Petraeus delivers keynote to medical transport conference
Keynote speaker retired Gen. David Petraeus looked out over hundreds of people in the audience via two video screens and asked how many had served in the military.
In a large ballroom at the Virginia Beach Convention Center, every third or fourth person raised their hand.
That's not a surprise, Petraeus told attendees at the Air Medical Transport Conference on Wednesday. He thanked those who had worn the uniform for their service and the rest for what they do in their "sacred task." He drew resounding applause.
In this way, Petraeus, who commanded U.S. forces in Afghanistan and is widely credited with turning the tide of the war in Iraq, drew in his audience of hundreds of helicopter pilots and emergency medical professionals.
The speech was part of the four-star general's public rehabilitation.
Petraeus resigned from his post as head of the CIA in November after admitting to an extramarital affair with his biographer, Paula Broadwell. He has since become a visiting professor in New York and California and, in March, signed on to chair a new institute with the global private equity firm KKR.
Prompting laughter and sharing war stories, he brought the audience to their feet after a speech that praised the medical transport community, calling it "a profession that does truly noble work."
"You really are angels to those who are injured seriously, whose lives often are at stake," he told them.
Petraeus was supposed to appear in person, but because of an "international commitment" spoke via videoconference from Washington, where a flight awaited him.
The general was not paid to appear. He said his own experiences -- being saved by a medevac crew after a gunshot wound to the chest during training years ago, then overseeing medevac units in Iraq and Afghanistan -- compelled him to speak at the conference.
Petraeus was a young battalion commander at Fort Campbell in Kentucky when he took the bullet.
"It thankfully went over the 'A' in Petraeus rather than the 'A' in Army, or the outcome would have been quite different pretty quickly," he said, prompting laughter.
A helicopter reached him within 15 minutes, taking him to the base hospital for stabilization before he was flown to Vanderbilt Hospital. There, a young Bill Frist, who went on to become Senate majority leader, operated on him.

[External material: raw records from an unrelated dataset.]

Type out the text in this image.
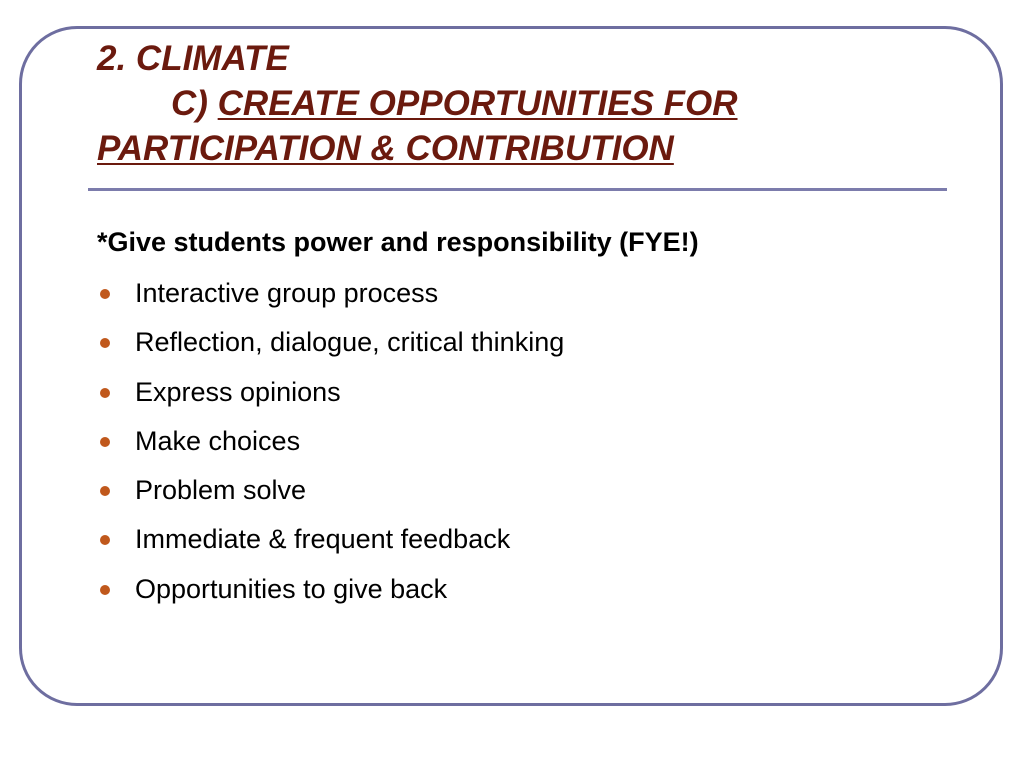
2. CLIMATE
C) CREATE OPPORTUNITIES FOR
PARTICIPATION & CONTRIBUTION

*Give students power and responsibility (FYE!)

Interactive group process
Reflection, dialogue, critical thinking
Express opinions
Make choices
Problem solve
Immediate & frequent feedback
Opportunities to give back
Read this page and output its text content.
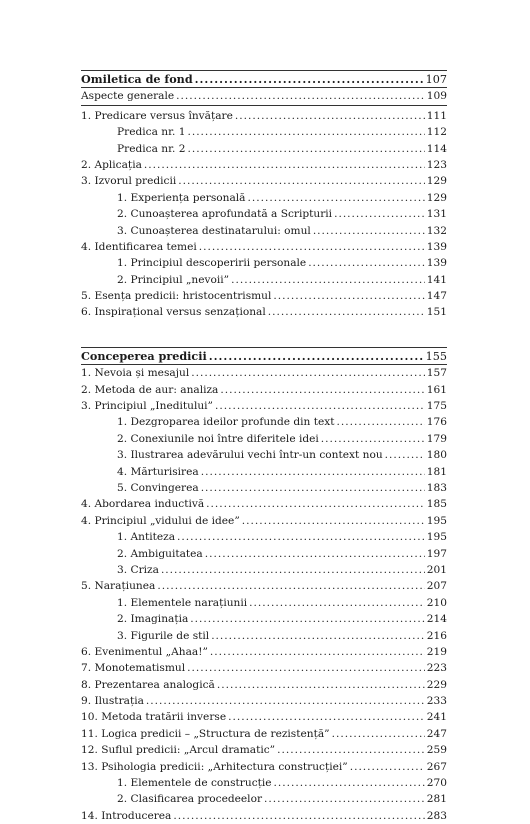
Omiletica de fond .....	107
Aspecte generale .....	109
1. Predicare versus învățare .....	111
Predica nr. 1 .....	112
Predica nr. 2 .....	114
2. Aplicația .....	123
3. Izvorul predicii .....	129
1. Experiența personală .....	129
2. Cunoașterea aprofundată a Scripturii .....	131
3. Cunoașterea destinatarului: omul .....	132
4. Identificarea temei .....	139
1. Principiul descoperirii personale .....	139
2. Principiul „nevoii” .....	141
5. Esența predicii: hristocentrismul .....	147
6. Inspirațional versus senzațional .....	151
Conceperea predicii .....	155
1. Nevoia și mesajul .....	157
2. Metoda de aur: analiza .....	161
3. Principiul „Ineditului” .....	175
1. Dezgroparea ideilor profunde din text .....	176
2. Conexiunile noi între diferitele idei .....	179
3. Ilustrarea adevărului vechi într-un context nou .....	180
4. Mărturisirea .....	181
5. Convingerea .....	183
4. Abordarea inductivă .....	185
4. Principiul „vidului de idee” .....	195
1. Antiteza .....	195
2. Ambiguitatea .....	197
3. Criza .....	201
5. Narațiunea .....	207
1. Elementele narațiunii .....	210
2. Imaginația .....	214
3. Figurile de stil .....	216
6. Evenimentul „Ahaa!” .....	219
7. Monotematismul .....	223
8. Prezentarea analogică .....	229
9. Ilustrația .....	233
10. Metoda tratării inverse .....	241
11. Logica predicii – „Structura de rezistență” .....	247
12. Suflul predicii: „Arcul dramatic” .....	259
13. Psihologia predicii: „Arhitectura construcției” .....	267
1. Elementele de construcție .....	270
2. Clasificarea procedeelor .....	281
14. Introducerea .....	283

Petraeus said he jokes that he was "dying" to meet Frist.
"You've got to work with me here," he told the audience. "You know when you reach my station in life, you are only as good as the material they give you."
Again, the room broke into laughter.
When Petraeus fractured his pelvis during a skydiving accident a decade later, he was moved by ambulance. He wished he'd asked for an air evacuation, he said, because he felt "every bump" on that ride.

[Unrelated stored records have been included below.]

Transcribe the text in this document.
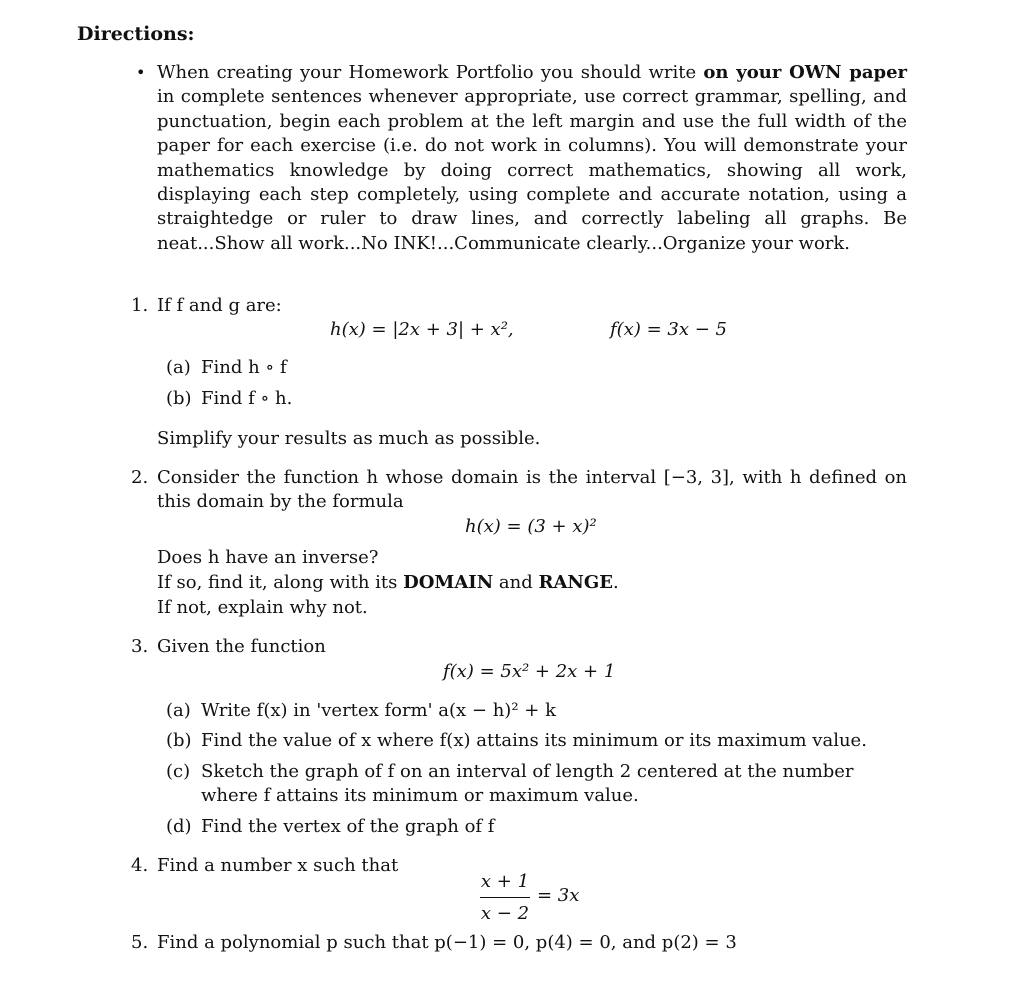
Directions:
• When creating your Homework Portfolio you should write on your OWN paper in complete sentences whenever appropriate, use correct grammar, spelling, and punctuation, begin each problem at the left margin and use the full width of the paper for each exercise (i.e. do not work in columns). You will demonstrate your mathematics knowledge by doing correct mathematics, showing all work, displaying each step completely, using complete and accurate notation, using a straightedge or ruler to draw lines, and correctly labeling all graphs. Be neat...Show all work...No INK!...Communicate clearly...Organize your work.
1. If f and g are:
h(x) = |2x + 3| + x²,	f(x) = 3x − 5
(a) Find h ∘ f
(b) Find f ∘ h.
Simplify your results as much as possible.
2. Consider the function h whose domain is the interval [−3, 3], with h defined on this domain by the formula
h(x) = (3 + x)²
Does h have an inverse?
If so, find it, along with its DOMAIN and RANGE.
If not, explain why not.
3. Given the function
f(x) = 5x² + 2x + 1
(a) Write f(x) in 'vertex form' a(x − h)² + k
(b) Find the value of x where f(x) attains its minimum or its maximum value.
(c) Sketch the graph of f on an interval of length 2 centered at the number where f attains its minimum or maximum value.
(d) Find the vertex of the graph of f
4. Find a number x such that
x + 1
x − 2
= 3x
5. Find a polynomial p such that p(−1) = 0, p(4) = 0, and p(2) = 3
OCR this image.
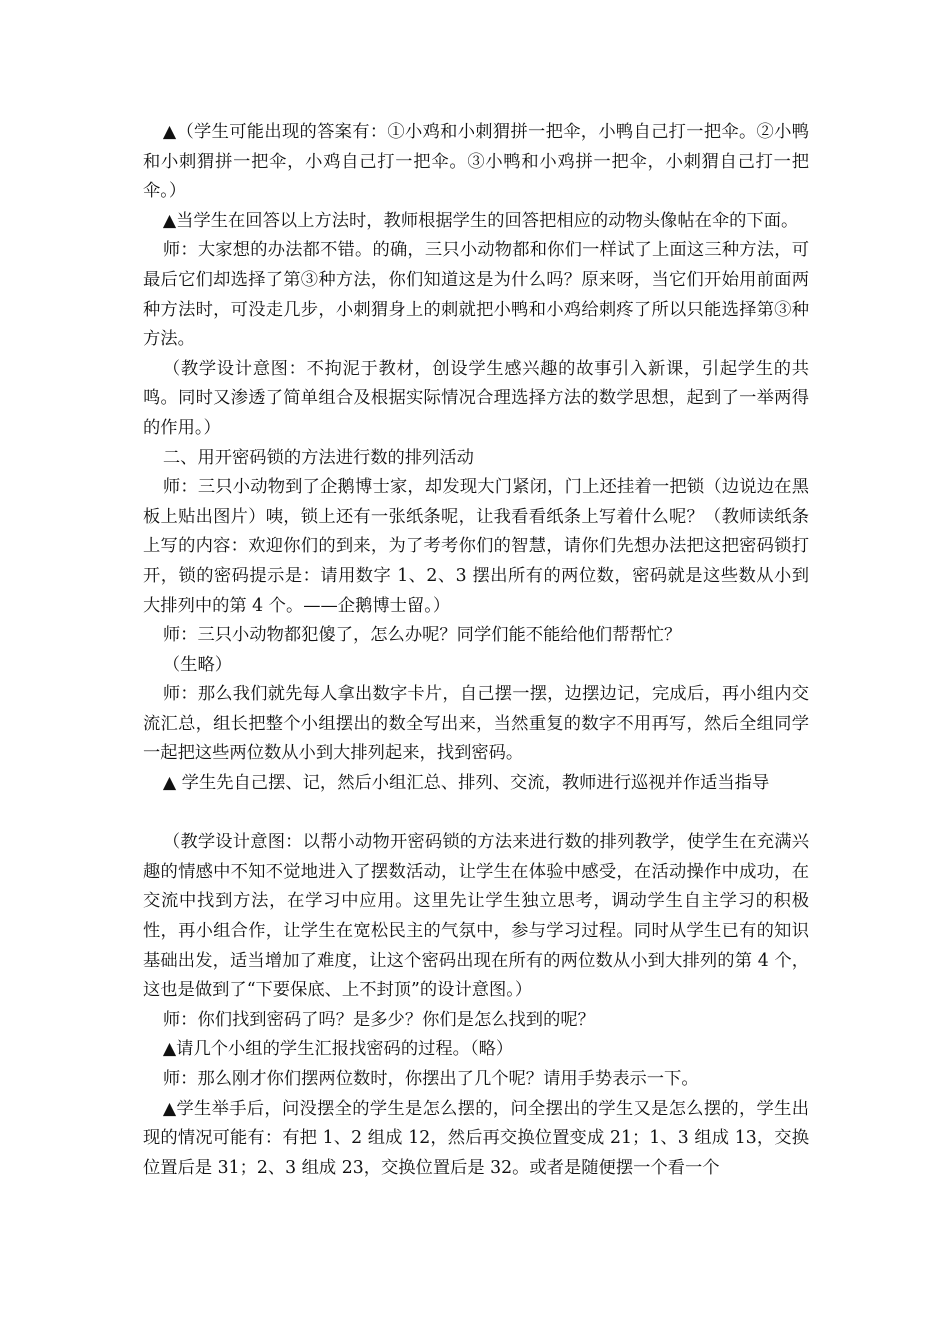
▲（学生可能出现的答案有：①小鸡和小刺猬拼一把伞，小鸭自己打一把伞。②小鸭和小刺猬拼一把伞，小鸡自己打一把伞。③小鸭和小鸡拼一把伞，小刺猬自己打一把伞。）

▲当学生在回答以上方法时，教师根据学生的回答把相应的动物头像帖在伞的下面。

师：大家想的办法都不错。的确，三只小动物都和你们一样试了上面这三种方法，可最后它们却选择了第③种方法，你们知道这是为什么吗？原来呀，当它们开始用前面两种方法时，可没走几步，小刺猬身上的刺就把小鸭和小鸡给刺疼了所以只能选择第③种方法。

（教学设计意图：不拘泥于教材，创设学生感兴趣的故事引入新课，引起学生的共鸣。同时又渗透了简单组合及根据实际情况合理选择方法的数学思想，起到了一举两得的作用。）

二、用开密码锁的方法进行数的排列活动

师：三只小动物到了企鹅博士家，却发现大门紧闭，门上还挂着一把锁（边说边在黑板上贴出图片）咦，锁上还有一张纸条呢，让我看看纸条上写着什么呢？（教师读纸条上写的内容：欢迎你们的到来，为了考考你们的智慧，请你们先想办法把这把密码锁打开，锁的密码提示是：请用数字 1、2、3 摆出所有的两位数，密码就是这些数从小到大排列中的第 4 个。——企鹅博士留。）

师：三只小动物都犯傻了，怎么办呢？同学们能不能给他们帮帮忙？

（生略）

师：那么我们就先每人拿出数字卡片，自己摆一摆，边摆边记，完成后，再小组内交流汇总，组长把整个小组摆出的数全写出来，当然重复的数字不用再写，然后全组同学一起把这些两位数从小到大排列起来，找到密码。

▲ 学生先自己摆、记，然后小组汇总、排列、交流，教师进行巡视并作适当指导

（教学设计意图：以帮小动物开密码锁的方法来进行数的排列教学，使学生在充满兴趣的情感中不知不觉地进入了摆数活动，让学生在体验中感受，在活动操作中成功，在交流中找到方法，在学习中应用。这里先让学生独立思考，调动学生自主学习的积极性，再小组合作，让学生在宽松民主的气氛中，参与学习过程。同时从学生已有的知识基础出发，适当增加了难度，让这个密码出现在所有的两位数从小到大排列的第 4 个，这也是做到了“下要保底、上不封顶”的设计意图。）

师：你们找到密码了吗？是多少？你们是怎么找到的呢？

▲请几个小组的学生汇报找密码的过程。（略）

师：那么刚才你们摆两位数时，你摆出了几个呢？请用手势表示一下。

▲学生举手后，问没摆全的学生是怎么摆的，问全摆出的学生又是怎么摆的，学生出现的情况可能有：有把 1、2 组成 12，然后再交换位置变成 21；1、3 组成 13，交换位置后是 31；2、3 组成 23，交换位置后是 32。或者是随便摆一个看一个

In his last decade in uniform, Petraeus spent almost seven years deployed to war zones.
Combat really drove home, he said, the vital role played by frontline medics and the crews who evacuate casualties.
The 30-minute speech came on the final day of a three-day gathering that brought together about 2,300 U.S. and foreign attendees.
Afterward, Petraeus took questions. No one brought up the scandal.
Joel Kozlowski, a former military helicopter pilot who now runs the helicopter program at the Mayo Clinic in Minnesota, said he flew Petraeus around Iraq during the 2007 surge.
Kozlowski said he had enormous respect for the general, who would fly on missions over Sadr City without the protection of anti-missile flares because the flares, which sometimes fell on houses, might antagonize people whose support Petraeus was seeking.
"I just found him to be a very exceptional, competent military commander," Kozlowski said. "He was very involved at the soldier level. He managed a tough problem. I don't think too many commanders could do what he did."
Asked about the scandal, Kozlowski shrugged. "It's none of my business," he said.